O Projeto de Lei 60/09 que tramita no Senado Federal, de autoria do senador Antônio Carlos Valadares (PSB-SE), pretende estipular para os idosos uma cota de 5% das vagas em concursos públicos. A falta de consenso sobre o tema paralisou, desde 2011, a análise da proposta.


A população brasileira vive hoje, em média, 68,6 anos, 2,5 anos a mais do que no início da década de 1990. Estima-se que em 2020 a população com mais de 60 anos no país deva chegar a 30 milhões de pessoas (13% do total) e a esperança de vida deve atingir 70,3 anos. Para os defensores do projeto, a importância dos idosos para o Brasil não se resume à crescente participação no total da população, estendendo-se à questão econômica, já que uma parcela significativa dos idosos hoje são chefes de família cuja renda média é superior àquelas chefiadas por adultos não-idosos.


Valadares lembra que a Constituição Federal já reserva um percentual dos cargos e empregos públicos para as pessoas com deficiência. Por decreto federal, o mínimo é de 5%, enquanto que pela Lei nº 8.212/90, o máximo é de 20%, cabendo aos Estados e municípios, em suas competências, fixarem os percentuais destinados aos deficientes físicos.


Para defender a iniciativa, o senador ressalta o crescente envelhecimento da população brasileira. Segundo ele, os idosos são hoje 14,5 milhões de pessoas, ou seja, 8,6% da população total do país, segundo o Instituto Brasileiro de Geografia e Estatística (IBGE). O IBGE considera idosas as pessoas com 60 anos ou mais, mesmo limite de idade utilizado pela Organização Mundial da Saúde (OMS) para os países em desenvolvimento.

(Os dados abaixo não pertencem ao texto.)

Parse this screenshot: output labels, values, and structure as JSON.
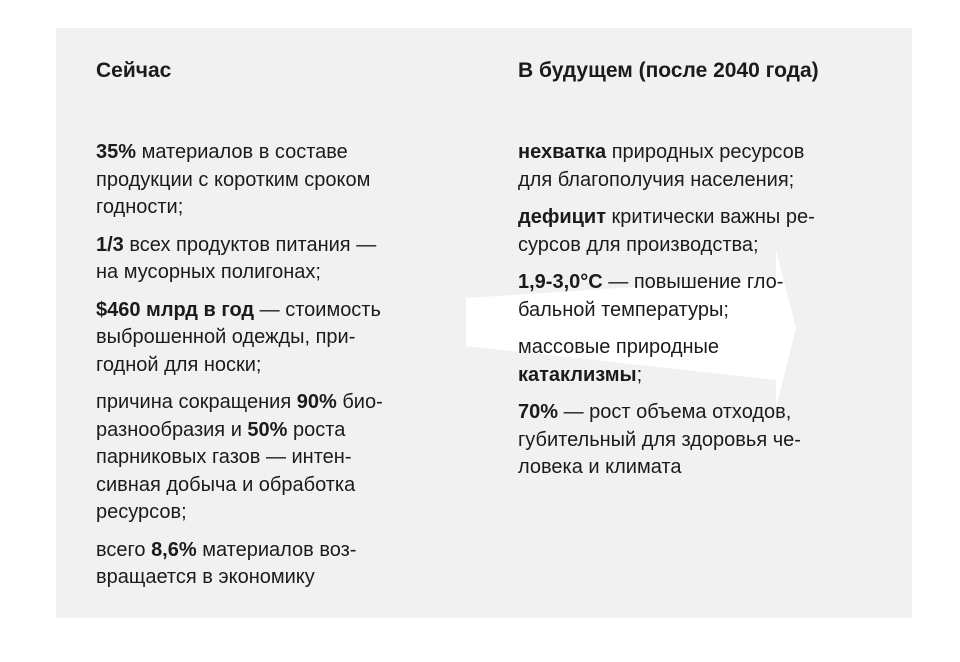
{
  "left": {
    "heading": "Сейчас",
    "items": [
      {
        "lines": [
          [
            {
              "t": "35%",
              "b": true
            },
            {
              "t": " материалов в составе"
            }
          ],
          [
            {
              "t": "продукции с коротким сроком"
            }
          ],
          [
            {
              "t": "годности;"
            }
          ]
        ]
      },
      {
        "lines": [
          [
            {
              "t": "1/3",
              "b": true
            },
            {
              "t": " всех продуктов питания —"
            }
          ],
          [
            {
              "t": "на мусорных полигонах;"
            }
          ]
        ]
      },
      {
        "lines": [
          [
            {
              "t": " $460 млрд в год",
              "b": true
            },
            {
              "t": " — стоимость"
            }
          ],
          [
            {
              "t": "выброшенной одежды, при-"
            }
          ],
          [
            {
              "t": "годной для носки;"
            }
          ]
        ]
      },
      {
        "lines": [
          [
            {
              "t": "причина сокращения "
            },
            {
              "t": "90%",
              "b": true
            },
            {
              "t": " био-"
            }
          ],
          [
            {
              "t": "разнообразия и "
            },
            {
              "t": "50%",
              "b": true
            },
            {
              "t": " роста"
            }
          ],
          [
            {
              "t": "парниковых газов — интен-"
            }
          ],
          [
            {
              "t": "сивная добыча и обработка"
            }
          ],
          [
            {
              "t": "ресурсов;"
            }
          ]
        ]
      },
      {
        "lines": [
          [
            {
              "t": "всего "
            },
            {
              "t": "8,6%",
              "b": true
            },
            {
              "t": " материалов воз-"
            }
          ],
          [
            {
              "t": "вращается в экономику"
            }
          ]
        ]
      }
    ]
  },
  "right": {
    "heading": "В будущем (после 2040 года)",
    "items": [
      {
        "lines": [
          [
            {
              "t": "нехватка",
              "b": true
            },
            {
              "t": " природных ресурсов"
            }
          ],
          [
            {
              "t": "для благополучия населения;"
            }
          ]
        ]
      },
      {
        "lines": [
          [
            {
              "t": "дефицит",
              "b": true
            },
            {
              "t": " критически важны ре-"
            }
          ],
          [
            {
              "t": "сурсов для производства;"
            }
          ]
        ]
      },
      {
        "lines": [
          [
            {
              "t": "1,9-3,0°С",
              "b": true
            },
            {
              "t": " — повышение гло-"
            }
          ],
          [
            {
              "t": "бальной температуры;"
            }
          ]
        ]
      },
      {
        "lines": [
          [
            {
              "t": "массовые природные"
            }
          ],
          [
            {
              "t": "катаклизмы",
              "b": true
            },
            {
              "t": ";"
            }
          ]
        ]
      },
      {
        "lines": [
          [
            {
              "t": "70%",
              "b": true
            },
            {
              "t": " — рост объема отходов,"
            }
          ],
          [
            {
              "t": "губительный для здоровья че-"
            }
          ],
          [
            {
              "t": "ловека и климата"
            }
          ]
        ]
      }
    ]
  },
  "colors": {
    "card_background": "#f1f1f1",
    "arrow": "#ffffff",
    "text": "#1b1b1b"
  }
}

No entanto, a iniciativa de estipular cotas para idosos em concursos públicos não é bem vista por professores de cursinhos preparatórios. O professor Wagner Filho, que ministra aulas de Raciocínio Lógico e Matemática aplicada à concursos no Piauí, lembra que apesar do Brasil ser um país jovem, a quantidade de idosos é significativa, sendo que muitos encontram-se ativos e representando o papel de chefe da família.


“Acredito que existam outras maneiras de contribuir com essa parcela da população, como melhorar o sistema previdenciário e criar cursinhos preparatórios para idosos, incentivando-os aos estudos”, pondera. Ele admite, no entanto, que esta é uma discussão polêmica e subjetiva. “O fato de ser idoso não qualifica o mesmo como incapaz de ingressar na carreira pública. Conheço casos de pessoas aposentadas que voltaram a se dedicar aos estudos e obtiveram êxito em concursos, inclusive em primeiro lugar”, diz.


Segurança


Antônio  Carlos Valadares argumenta que o envelhecimento da população brasileira é reflexo do aumento da expectativa de vida, ou seja, uma consequência direta dos avanços no campo da saúde e da redução da taxa de natalidade. Ele ressalta ainda que é importante garantir trabalho para os adultos não-idosos, o que não seria incompatível com o dever de se assegurar trabalho aos idosos, especialmente quando o número de pessoas acima de 60 anos irá crescer com o passar dos anos no Brasil.


“Por um lado, observa-se a frustração e a baixa auto-estima de muitas pessoas que não tiveram oportunidade de realizar suas aspirações de ingressar no serviço público e obter maior segurança social com a investidura em cargo ou emprego público, ainda que seja em fase avançada da idade. Por outro lado, a sociedade deixa de ser beneficiada pela contribuição social e profissional que pessoas mais maduras e experientes podem oferecer”, argumenta Antônio Carlos Valadares.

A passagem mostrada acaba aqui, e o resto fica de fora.